La
sortie en salle d'Une
femme dans la tourmente
est une bonne nouvelle, tant les films de Mikio Naruse sont rares et
précieux. Veuve de guerre, Reiko (Hideko Takamine), pas encore
quarante ans tient une épicerie dans la banlieue de Tokyo. Elle vie
avec sa belle-mère Shizu (Aiko Mimasu), elle aussi veuve et son
beau-frère Koji (Yūzō Kayama), âgé de 25 ans. Toute sa vie va
changer avec l’arrivée d’un supermarché dans le quartier. Ce
magasin d’un nouveau genre à l’époque propose des produits bien
moins chers que dans l’épicerie de Reiko, l’œuf est à 5 yens
au lieu de 11, mais aussi fait de la publicité dans les rues avec un
camion équipé de hauts parleurs. A tel point que la musique que le
camion diffuse devient presque angoissante tant ce supermarché
incarne pour tous les commerçants du voisinage leur propre fin.
Le
premier souci de Une
femme dans la tourmente
est donc la perte de clients ce qui signifie une éventuelle
fermeture. Koji, qui aime boire du saké et mène une vie de patachon
depuis qu’il est chômeur, ne supporte pas la morgue de ses
concurrents. Dans un bar, il se bat contre le gérant qui s’amuse à
manger des tas d’œufs si bon marché. Koji, fou de rage, lui lance
que le Japon compte trop de pauvres pour gaspiller ainsi la
nourriture. L’un des voisins se suicide, laissant une femme et une
fille, devant la perte de sa clientèle. Le garçon livreur décide
de partir sous d’autres cieux et c’est Koji qui le remplace,
trimballant sur le porte bagage de son vélo les bouteilles de saké
et les boites de conserve.
L’autre
tourment est la place de Reiko au sein même de cette famille. Veuve
depuis la guerre (elle garde un portrait de son époux dans la
chambre), sa belle-mère ne sait pas si un jour elle va se remarier.

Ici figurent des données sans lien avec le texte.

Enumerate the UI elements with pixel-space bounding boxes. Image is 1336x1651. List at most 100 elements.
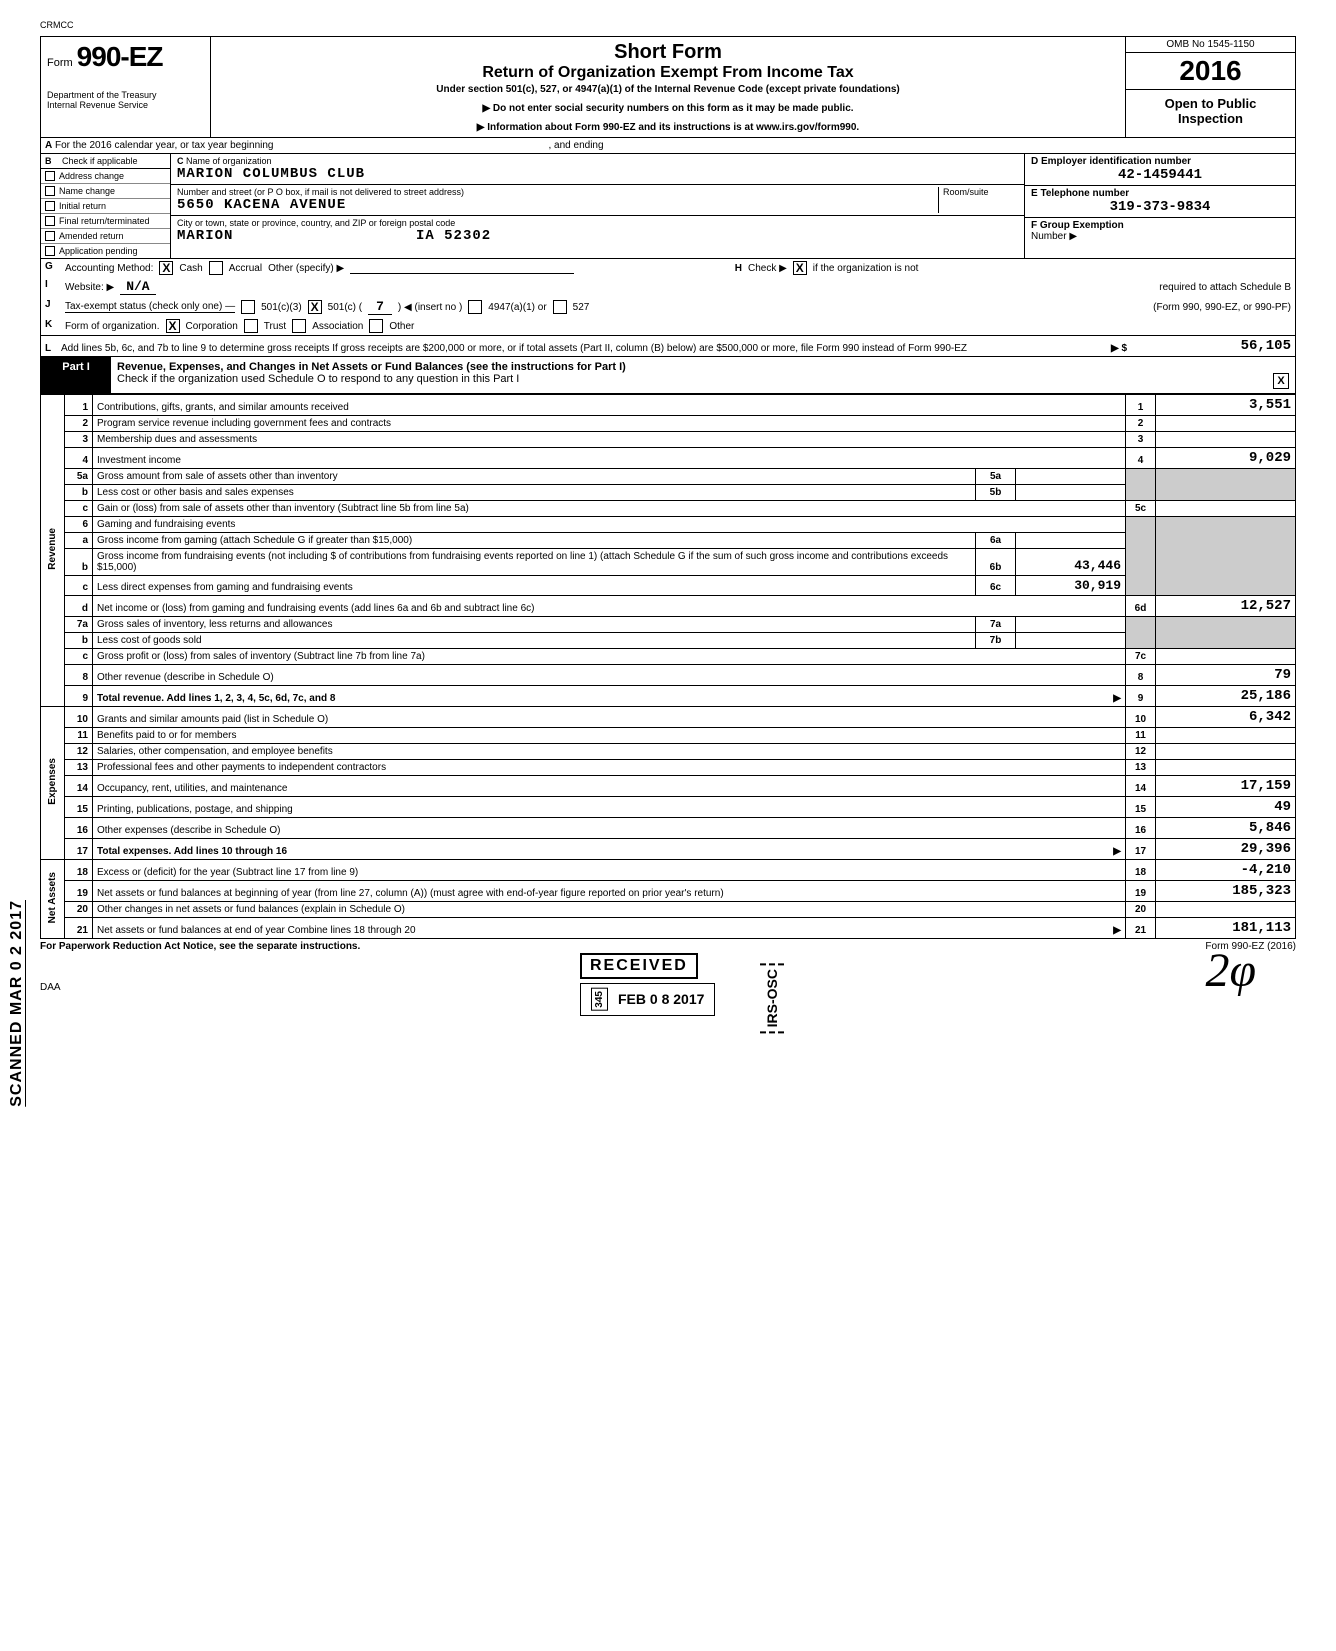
checkbox-501c3[interactable] bbox=[241, 300, 255, 314]
form-number: 990-EZ bbox=[77, 41, 163, 73]
line-18-num: 18 bbox=[65, 860, 93, 881]
row-a-text2: , and ending bbox=[548, 140, 603, 151]
line-1-amt: 3,551 bbox=[1156, 395, 1296, 416]
stamp-date: FEB 0 8 2017 bbox=[618, 991, 704, 1007]
line-20-amt bbox=[1156, 902, 1296, 918]
irs-osc-stamp: IRS-OSC bbox=[760, 963, 784, 1033]
side-label-revenue: Revenue bbox=[47, 528, 58, 570]
checkbox-501c[interactable]: X bbox=[308, 300, 322, 314]
line-5a-num: 5a bbox=[65, 469, 93, 485]
checkbox-amended[interactable] bbox=[45, 231, 55, 241]
state-zip: IA 52302 bbox=[416, 228, 491, 244]
line-8-amt: 79 bbox=[1156, 665, 1296, 686]
line-6c-num: c bbox=[65, 576, 93, 596]
501c-number: 7 bbox=[368, 299, 392, 315]
line-6b-ic: 6b bbox=[976, 549, 1016, 576]
h-text4: (Form 990, 990-EZ, or 990-PF) bbox=[1153, 302, 1291, 313]
line-9-desc: Total revenue. Add lines 1, 2, 3, 4, 5c,… bbox=[97, 693, 335, 704]
checkbox-final-return[interactable] bbox=[45, 216, 55, 226]
line-7c-amt bbox=[1156, 649, 1296, 665]
line-4-amt: 9,029 bbox=[1156, 448, 1296, 469]
line-6a-desc: Gross income from gaming (attach Schedul… bbox=[93, 533, 976, 549]
line-15-col: 15 bbox=[1126, 797, 1156, 818]
line-2-desc: Program service revenue including govern… bbox=[93, 416, 1126, 432]
checkbox-527[interactable] bbox=[553, 300, 567, 314]
org-name: MARION COLUMBUS CLUB bbox=[177, 166, 365, 182]
line-7a-iv bbox=[1016, 617, 1126, 633]
note-url: ▶ Information about Form 990-EZ and its … bbox=[221, 122, 1115, 133]
checkbox-cash[interactable]: X bbox=[159, 261, 173, 275]
line-18-desc: Excess or (deficit) for the year (Subtra… bbox=[93, 860, 1126, 881]
group-exempt-number-label: Number ▶ bbox=[1031, 231, 1077, 242]
lbl-address-change: Address change bbox=[59, 171, 124, 181]
line-7b-iv bbox=[1016, 633, 1126, 649]
line-2-num: 2 bbox=[65, 416, 93, 432]
col-c-letter: C bbox=[177, 156, 184, 166]
line-5a-iv bbox=[1016, 469, 1126, 485]
checkbox-initial-return[interactable] bbox=[45, 201, 55, 211]
part-1-checkbox[interactable]: X bbox=[1273, 373, 1289, 389]
line-20-num: 20 bbox=[65, 902, 93, 918]
line-8-desc: Other revenue (describe in Schedule O) bbox=[93, 665, 1126, 686]
line-15-num: 15 bbox=[65, 797, 93, 818]
line-5c-amt bbox=[1156, 501, 1296, 517]
line-13-desc: Professional fees and other payments to … bbox=[93, 760, 1126, 776]
row-a: A For the 2016 calendar year, or tax yea… bbox=[40, 138, 1296, 154]
line-20-col: 20 bbox=[1126, 902, 1156, 918]
checkbox-schedule-b[interactable]: X bbox=[793, 261, 807, 275]
line-6d-amt: 12,527 bbox=[1156, 596, 1296, 617]
checkbox-accrual[interactable] bbox=[209, 261, 223, 275]
line-9-col: 9 bbox=[1126, 686, 1156, 707]
line-19-amt: 185,323 bbox=[1156, 881, 1296, 902]
line-6d-col: 6d bbox=[1126, 596, 1156, 617]
top-code: CRMCC bbox=[40, 20, 1296, 30]
open-public-1: Open to Public bbox=[1130, 96, 1291, 111]
line-5c-desc: Gain or (loss) from sale of assets other… bbox=[93, 501, 1126, 517]
date-stamp: 345 FEB 0 8 2017 bbox=[580, 983, 715, 1016]
group-exempt-label: F Group Exemption bbox=[1031, 220, 1124, 231]
dept-irs: Internal Revenue Service bbox=[47, 101, 204, 111]
city-label: City or town, state or province, country… bbox=[177, 218, 455, 228]
checkbox-trust[interactable] bbox=[244, 319, 258, 333]
lbl-insert-no: ) ◀ (insert no ) bbox=[398, 302, 462, 313]
row-l: L Add lines 5b, 6c, and 7b to line 9 to … bbox=[40, 336, 1296, 357]
line-3-col: 3 bbox=[1126, 432, 1156, 448]
line-13-amt bbox=[1156, 760, 1296, 776]
line-6-desc: Gaming and fundraising events bbox=[93, 517, 1126, 533]
lbl-cash: Cash bbox=[179, 263, 202, 274]
checkbox-other-org[interactable] bbox=[369, 319, 383, 333]
line-15-amt: 49 bbox=[1156, 797, 1296, 818]
line-3-amt bbox=[1156, 432, 1296, 448]
line-9-amt: 25,186 bbox=[1156, 686, 1296, 707]
lbl-accrual: Accrual bbox=[229, 263, 262, 274]
accounting-method-label: Accounting Method: bbox=[65, 263, 153, 274]
lbl-corporation: Corporation bbox=[186, 321, 238, 332]
row-j-letter: J bbox=[41, 297, 61, 317]
line-4-desc: Investment income bbox=[93, 448, 1126, 469]
stamp-number: 345 bbox=[591, 988, 608, 1011]
lbl-association: Association bbox=[312, 321, 363, 332]
website-value: N/A bbox=[120, 279, 155, 295]
line-1-desc: Contributions, gifts, grants, and simila… bbox=[93, 395, 1126, 416]
checkbox-corporation[interactable]: X bbox=[166, 319, 180, 333]
street-value: 5650 KACENA AVENUE bbox=[177, 197, 346, 213]
street-label: Number and street (or P O box, if mail i… bbox=[177, 187, 464, 197]
line-6c-iv: 30,919 bbox=[1016, 576, 1126, 596]
form-footer: For Paperwork Reduction Act Notice, see … bbox=[40, 941, 1296, 952]
tax-year: 2016 bbox=[1126, 53, 1295, 90]
checkbox-4947[interactable] bbox=[468, 300, 482, 314]
checkbox-address-change[interactable] bbox=[45, 171, 55, 181]
checkbox-name-change[interactable] bbox=[45, 186, 55, 196]
checkbox-association[interactable] bbox=[292, 319, 306, 333]
line-16-desc: Other expenses (describe in Schedule O) bbox=[93, 818, 1126, 839]
line-17-col: 17 bbox=[1126, 839, 1156, 860]
line-8-col: 8 bbox=[1126, 665, 1156, 686]
line-18-amt: -4,210 bbox=[1156, 860, 1296, 881]
checkbox-pending[interactable] bbox=[45, 246, 55, 256]
line-15-desc: Printing, publications, postage, and shi… bbox=[93, 797, 1126, 818]
name-org-label: Name of organization bbox=[186, 156, 272, 166]
line-7c-num: c bbox=[65, 649, 93, 665]
line-6b-iv: 43,446 bbox=[1016, 549, 1126, 576]
line-5c-num: c bbox=[65, 501, 93, 517]
title-short-form: Short Form bbox=[221, 41, 1115, 64]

Que pourra-t-il se passer quand Koji va se marier et qu’il
reprendra le magasin avec son épouse ? Les deux autres filles
de la belle-mère, mariée et bien établies, suggèrent de
transformer l’épicerie en supermarché. Là aussi des questions se
posent sur la place de Reiko. Les deux sœurs ne sont pas montrées
très à leur avantage, elles font tout pour convaincre leur mère de
pousser vers la porte de sortie leur belle-sœur, bien que celle-ci
se soit occupé toute sa vie du magasin. Les deux belles-sœurs, bien
coiffées et bien vêtues, sont deux arrivistes pour lesquelles le
cinéaste n’a aucune sympathie. Elles font semblant de se soucier
de Reiko mais veulent s’en débarrasser.
Koji
aurait pu devenir le manager de ce supermarché s’il n’avait pas
totalement changé de comportement. D’oisif, il est devenu très
actif, aidant constamment Rieko et commence enfin à sourire. Une
femme dans la tourmente,
avec une grande subtilité, montre que le jeune homme est amoureux de
sa belle-sœur et qu’il ne sait pas comment lui dire. Ce tournant
dans le récit provoque des réactions opposées et des discussions
franches entre Rieko et Koji avec ce style incomparable de Mikio
Naruse : la discussion en marchant. Mais c’est dans une
sublime scène de train quand elle décide de quitter Tokyo que le
film devient émouvant. Koji a décidé de la suivre mais n’a pas
de place. Le voyage est long, il est debout puis petit à petit,
tandis que le wagon se vide, il se rapproche de Reiko, ne dit rien,
leurs deux regards se confrontent, enfin, ils sont assis l’un à
côté de l’autre. Cette longue séquence à la fois poignante et
drôle montre toute la maîtrise du cinéaste dans l’un de ses
derniers films.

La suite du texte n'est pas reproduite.